FFFF Live Review: Saul Williams, Wyatt Cenac, David Cross

Auditorium Shores, Nov. 3

FFFF Live Review: Saul Williams, Wyatt Cenac, David Cross
Photo by John Anderson

Saul Williams/Wyatt Cenac/David Cross

Auditorium Shores, Nov. 3

David Cross wasn't one of the biggest headliners at Fun Fun Fun Fest, but because he's a comedian, he was out and done by 6pm. After him, the Yellow stage reverted to musicians and, no disrespect to Peelander-Z or Nomeansno (or most acts on other stages), but they weren't pulling in the crowd that he was. If you weren't already stifling inside the tent when poet Saul Williams took the stage almost two hours earlier, you spent Cross' set outside, staring at canvas or hoping to catch a muffled gag through the speakers subsumed beneath human bodies. Williams made it worth the wait: Part Sufi, part slam, he spat consciousness-raising, finger-jabbing diatribes with hidden beats.

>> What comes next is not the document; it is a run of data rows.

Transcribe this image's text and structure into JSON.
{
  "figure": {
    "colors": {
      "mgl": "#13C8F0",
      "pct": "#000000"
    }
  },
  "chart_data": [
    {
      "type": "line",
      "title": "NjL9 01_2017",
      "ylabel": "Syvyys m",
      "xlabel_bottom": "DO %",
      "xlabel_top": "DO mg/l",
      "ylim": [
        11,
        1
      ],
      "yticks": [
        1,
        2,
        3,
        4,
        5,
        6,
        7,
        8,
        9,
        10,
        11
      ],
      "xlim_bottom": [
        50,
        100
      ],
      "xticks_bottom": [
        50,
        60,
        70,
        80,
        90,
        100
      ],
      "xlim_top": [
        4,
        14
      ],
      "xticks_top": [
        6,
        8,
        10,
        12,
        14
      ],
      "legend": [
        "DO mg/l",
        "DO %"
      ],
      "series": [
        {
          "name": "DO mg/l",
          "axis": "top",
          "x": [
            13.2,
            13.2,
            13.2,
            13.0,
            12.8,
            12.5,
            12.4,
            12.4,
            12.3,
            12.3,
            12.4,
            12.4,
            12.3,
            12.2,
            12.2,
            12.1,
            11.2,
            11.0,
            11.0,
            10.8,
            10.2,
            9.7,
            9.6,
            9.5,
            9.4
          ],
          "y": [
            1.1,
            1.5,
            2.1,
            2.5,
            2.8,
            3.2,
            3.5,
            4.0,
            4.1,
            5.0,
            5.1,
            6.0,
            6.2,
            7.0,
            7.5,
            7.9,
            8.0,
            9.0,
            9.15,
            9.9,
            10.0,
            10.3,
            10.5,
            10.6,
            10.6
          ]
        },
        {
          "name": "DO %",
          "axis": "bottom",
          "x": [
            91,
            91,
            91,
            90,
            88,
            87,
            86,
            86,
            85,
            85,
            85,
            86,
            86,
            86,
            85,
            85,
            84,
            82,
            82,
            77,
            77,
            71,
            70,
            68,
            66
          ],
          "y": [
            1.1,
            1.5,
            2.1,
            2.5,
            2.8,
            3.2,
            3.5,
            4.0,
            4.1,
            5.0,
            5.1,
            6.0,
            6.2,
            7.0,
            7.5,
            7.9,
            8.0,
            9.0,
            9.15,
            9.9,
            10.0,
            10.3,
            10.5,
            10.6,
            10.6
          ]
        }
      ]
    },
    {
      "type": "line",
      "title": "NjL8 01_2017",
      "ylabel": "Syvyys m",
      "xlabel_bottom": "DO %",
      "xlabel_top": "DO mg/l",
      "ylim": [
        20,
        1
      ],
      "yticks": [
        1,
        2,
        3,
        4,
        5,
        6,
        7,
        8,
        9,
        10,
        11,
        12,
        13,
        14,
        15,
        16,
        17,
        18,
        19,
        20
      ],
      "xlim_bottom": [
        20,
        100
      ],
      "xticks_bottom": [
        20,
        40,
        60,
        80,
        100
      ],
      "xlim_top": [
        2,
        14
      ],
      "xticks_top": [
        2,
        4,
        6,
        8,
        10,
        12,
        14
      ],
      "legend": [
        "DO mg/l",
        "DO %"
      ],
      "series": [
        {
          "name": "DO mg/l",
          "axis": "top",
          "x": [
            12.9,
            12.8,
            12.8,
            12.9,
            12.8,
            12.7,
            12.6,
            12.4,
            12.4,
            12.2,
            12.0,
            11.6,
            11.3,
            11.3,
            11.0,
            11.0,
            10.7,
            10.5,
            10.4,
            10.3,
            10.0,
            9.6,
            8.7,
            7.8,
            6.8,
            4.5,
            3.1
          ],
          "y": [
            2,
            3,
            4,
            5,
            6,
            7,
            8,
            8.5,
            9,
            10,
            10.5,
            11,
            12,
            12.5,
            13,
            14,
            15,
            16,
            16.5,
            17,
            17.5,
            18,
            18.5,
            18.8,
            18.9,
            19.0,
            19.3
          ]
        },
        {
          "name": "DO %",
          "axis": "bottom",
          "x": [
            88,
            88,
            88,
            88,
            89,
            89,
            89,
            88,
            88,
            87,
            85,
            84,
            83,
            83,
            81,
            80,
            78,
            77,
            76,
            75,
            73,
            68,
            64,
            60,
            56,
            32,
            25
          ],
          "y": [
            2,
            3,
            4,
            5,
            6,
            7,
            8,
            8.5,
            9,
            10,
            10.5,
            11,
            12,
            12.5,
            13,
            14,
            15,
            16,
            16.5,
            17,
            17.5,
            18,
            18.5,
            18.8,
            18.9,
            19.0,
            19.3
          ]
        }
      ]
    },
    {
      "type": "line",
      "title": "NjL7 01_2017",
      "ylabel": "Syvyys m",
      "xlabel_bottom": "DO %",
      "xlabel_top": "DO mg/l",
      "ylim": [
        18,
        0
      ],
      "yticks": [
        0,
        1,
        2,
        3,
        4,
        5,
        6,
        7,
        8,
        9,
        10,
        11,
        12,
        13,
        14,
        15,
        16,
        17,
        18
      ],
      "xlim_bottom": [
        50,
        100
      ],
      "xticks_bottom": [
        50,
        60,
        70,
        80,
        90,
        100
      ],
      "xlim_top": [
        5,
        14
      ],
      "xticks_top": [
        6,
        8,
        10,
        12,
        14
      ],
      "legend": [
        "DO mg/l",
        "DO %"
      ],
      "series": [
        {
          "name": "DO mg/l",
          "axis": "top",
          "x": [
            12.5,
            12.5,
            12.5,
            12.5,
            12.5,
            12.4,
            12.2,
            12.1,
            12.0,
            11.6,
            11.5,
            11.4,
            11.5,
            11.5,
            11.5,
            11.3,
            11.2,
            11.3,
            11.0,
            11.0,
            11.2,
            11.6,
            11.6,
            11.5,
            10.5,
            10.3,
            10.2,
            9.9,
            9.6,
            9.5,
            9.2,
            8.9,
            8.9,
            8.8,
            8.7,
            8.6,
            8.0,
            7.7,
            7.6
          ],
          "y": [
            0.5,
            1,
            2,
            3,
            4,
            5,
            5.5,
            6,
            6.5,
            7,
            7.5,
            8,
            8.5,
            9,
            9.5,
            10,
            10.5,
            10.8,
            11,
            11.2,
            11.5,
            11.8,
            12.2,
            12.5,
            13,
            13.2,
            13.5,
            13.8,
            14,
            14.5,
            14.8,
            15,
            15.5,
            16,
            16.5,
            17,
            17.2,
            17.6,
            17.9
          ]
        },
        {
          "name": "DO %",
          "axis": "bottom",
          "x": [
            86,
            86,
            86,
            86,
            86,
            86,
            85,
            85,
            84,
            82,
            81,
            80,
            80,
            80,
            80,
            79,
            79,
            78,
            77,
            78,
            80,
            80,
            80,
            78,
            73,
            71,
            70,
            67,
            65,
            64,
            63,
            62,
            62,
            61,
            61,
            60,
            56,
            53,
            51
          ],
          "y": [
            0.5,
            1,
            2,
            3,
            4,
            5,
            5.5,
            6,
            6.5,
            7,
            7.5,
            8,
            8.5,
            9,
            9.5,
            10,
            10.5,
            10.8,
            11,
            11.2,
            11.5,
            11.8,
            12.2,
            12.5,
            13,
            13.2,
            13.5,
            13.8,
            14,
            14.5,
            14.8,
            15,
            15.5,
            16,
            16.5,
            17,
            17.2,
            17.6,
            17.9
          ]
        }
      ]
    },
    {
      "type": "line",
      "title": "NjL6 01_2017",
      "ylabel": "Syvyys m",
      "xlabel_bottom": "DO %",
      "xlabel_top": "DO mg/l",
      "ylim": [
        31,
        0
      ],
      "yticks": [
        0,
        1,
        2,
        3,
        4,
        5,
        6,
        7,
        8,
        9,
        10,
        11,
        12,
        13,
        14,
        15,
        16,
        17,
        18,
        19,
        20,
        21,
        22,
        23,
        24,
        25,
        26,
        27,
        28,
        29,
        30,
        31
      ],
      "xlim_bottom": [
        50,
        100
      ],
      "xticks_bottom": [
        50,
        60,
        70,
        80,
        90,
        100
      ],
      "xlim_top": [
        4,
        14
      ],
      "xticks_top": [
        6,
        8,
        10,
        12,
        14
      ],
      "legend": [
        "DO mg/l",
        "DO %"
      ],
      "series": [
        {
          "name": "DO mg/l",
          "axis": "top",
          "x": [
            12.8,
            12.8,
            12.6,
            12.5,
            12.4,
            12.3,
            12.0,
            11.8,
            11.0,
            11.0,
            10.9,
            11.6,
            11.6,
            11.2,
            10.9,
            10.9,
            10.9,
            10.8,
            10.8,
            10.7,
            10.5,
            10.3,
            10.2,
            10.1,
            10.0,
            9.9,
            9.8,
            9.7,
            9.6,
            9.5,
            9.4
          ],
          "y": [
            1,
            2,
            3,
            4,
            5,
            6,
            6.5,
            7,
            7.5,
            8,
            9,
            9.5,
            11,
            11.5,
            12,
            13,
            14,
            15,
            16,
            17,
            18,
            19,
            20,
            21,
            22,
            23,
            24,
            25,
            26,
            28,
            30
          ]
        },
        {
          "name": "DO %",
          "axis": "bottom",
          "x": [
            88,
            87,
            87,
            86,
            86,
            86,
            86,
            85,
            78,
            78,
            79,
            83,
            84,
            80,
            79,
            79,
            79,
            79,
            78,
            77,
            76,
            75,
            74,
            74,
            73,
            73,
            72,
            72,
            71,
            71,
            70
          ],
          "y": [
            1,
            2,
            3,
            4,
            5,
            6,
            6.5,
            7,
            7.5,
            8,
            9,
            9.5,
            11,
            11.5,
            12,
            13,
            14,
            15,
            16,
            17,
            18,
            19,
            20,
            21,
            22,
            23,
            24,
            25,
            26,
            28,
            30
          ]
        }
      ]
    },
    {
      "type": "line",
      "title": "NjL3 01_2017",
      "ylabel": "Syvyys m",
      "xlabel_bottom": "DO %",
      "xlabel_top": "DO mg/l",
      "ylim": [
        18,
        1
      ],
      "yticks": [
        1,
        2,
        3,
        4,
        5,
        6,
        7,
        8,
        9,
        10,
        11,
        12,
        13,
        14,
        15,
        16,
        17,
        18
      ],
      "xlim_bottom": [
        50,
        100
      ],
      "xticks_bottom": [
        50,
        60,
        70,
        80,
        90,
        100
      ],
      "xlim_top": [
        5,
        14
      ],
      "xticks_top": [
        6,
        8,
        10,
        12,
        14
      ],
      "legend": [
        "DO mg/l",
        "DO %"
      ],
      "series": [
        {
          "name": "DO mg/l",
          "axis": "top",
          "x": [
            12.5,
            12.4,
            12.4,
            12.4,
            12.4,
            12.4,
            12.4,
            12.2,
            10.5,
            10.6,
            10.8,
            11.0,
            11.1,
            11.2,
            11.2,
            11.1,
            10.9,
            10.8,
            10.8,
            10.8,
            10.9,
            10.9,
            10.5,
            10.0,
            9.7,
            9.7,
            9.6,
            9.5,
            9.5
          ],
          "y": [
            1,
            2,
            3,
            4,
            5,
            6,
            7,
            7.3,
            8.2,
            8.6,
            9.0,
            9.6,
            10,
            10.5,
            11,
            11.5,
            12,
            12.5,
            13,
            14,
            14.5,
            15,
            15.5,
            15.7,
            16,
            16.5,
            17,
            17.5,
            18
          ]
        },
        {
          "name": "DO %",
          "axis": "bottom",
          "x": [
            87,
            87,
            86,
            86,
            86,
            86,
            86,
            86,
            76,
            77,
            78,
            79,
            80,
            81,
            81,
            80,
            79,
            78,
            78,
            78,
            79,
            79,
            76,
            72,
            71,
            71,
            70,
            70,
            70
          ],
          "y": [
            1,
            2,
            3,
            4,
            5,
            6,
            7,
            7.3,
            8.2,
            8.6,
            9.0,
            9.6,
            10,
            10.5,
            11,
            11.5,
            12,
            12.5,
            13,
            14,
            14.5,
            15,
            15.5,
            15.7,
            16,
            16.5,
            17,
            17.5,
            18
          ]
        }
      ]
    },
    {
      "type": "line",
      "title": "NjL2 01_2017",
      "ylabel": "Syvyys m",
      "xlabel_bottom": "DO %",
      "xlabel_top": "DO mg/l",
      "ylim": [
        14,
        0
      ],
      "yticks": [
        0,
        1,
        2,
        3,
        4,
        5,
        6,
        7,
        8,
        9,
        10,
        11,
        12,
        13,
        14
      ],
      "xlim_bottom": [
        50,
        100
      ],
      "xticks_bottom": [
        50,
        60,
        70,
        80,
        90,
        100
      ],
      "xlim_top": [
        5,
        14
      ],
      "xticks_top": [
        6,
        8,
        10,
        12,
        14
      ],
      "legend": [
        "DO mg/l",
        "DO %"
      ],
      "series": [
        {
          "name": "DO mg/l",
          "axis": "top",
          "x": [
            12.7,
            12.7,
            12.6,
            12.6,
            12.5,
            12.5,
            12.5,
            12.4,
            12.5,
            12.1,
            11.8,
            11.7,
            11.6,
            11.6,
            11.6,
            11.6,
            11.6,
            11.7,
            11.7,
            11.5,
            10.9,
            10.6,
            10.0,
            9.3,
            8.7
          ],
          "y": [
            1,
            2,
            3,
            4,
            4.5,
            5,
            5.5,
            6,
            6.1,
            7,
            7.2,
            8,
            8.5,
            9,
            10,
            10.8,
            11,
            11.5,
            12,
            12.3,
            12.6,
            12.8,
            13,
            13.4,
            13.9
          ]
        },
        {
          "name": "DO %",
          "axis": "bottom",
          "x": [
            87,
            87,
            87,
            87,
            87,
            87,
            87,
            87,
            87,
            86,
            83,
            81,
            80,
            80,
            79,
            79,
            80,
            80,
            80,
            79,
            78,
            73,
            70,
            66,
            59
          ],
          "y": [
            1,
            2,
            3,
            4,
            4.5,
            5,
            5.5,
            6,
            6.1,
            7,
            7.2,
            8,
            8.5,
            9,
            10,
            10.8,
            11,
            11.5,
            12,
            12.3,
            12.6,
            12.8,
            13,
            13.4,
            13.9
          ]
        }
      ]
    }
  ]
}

The furious young firebrand/firestarter has become tempered and measured, but no less forthright. "Writing out of anger can be fun sometimes," he chilled, "just don't do it all the time." Surprisingly, the more mellow Wyatt Cenac seemed to have inherited some of his ire. Hair grown out for the The Daily Show off-season, he threw light, exasperated jabs rather than satirical haymakers. Cenac let his nerd flag fly, with Thor and Static Shock references cut with gentle Romney ribs, but it was the nebbish superstar Cross who began tearing up convention. Resplendent in his finest Arrested Development Tobias Fünke 'stache, he launched straight into Superstorm Sandy jokes. Too soon? Considering the adopted New Yorker went fearlessly into 9/11 with 2002's Shut Up, You Fucking Baby!, it's no shocker he had the stones to discuss racist Porta-Potties and inappropriate headline responses even before the mud has settled. Cross remained unafraid of the audience member wince, even if he couldn't see half his audience.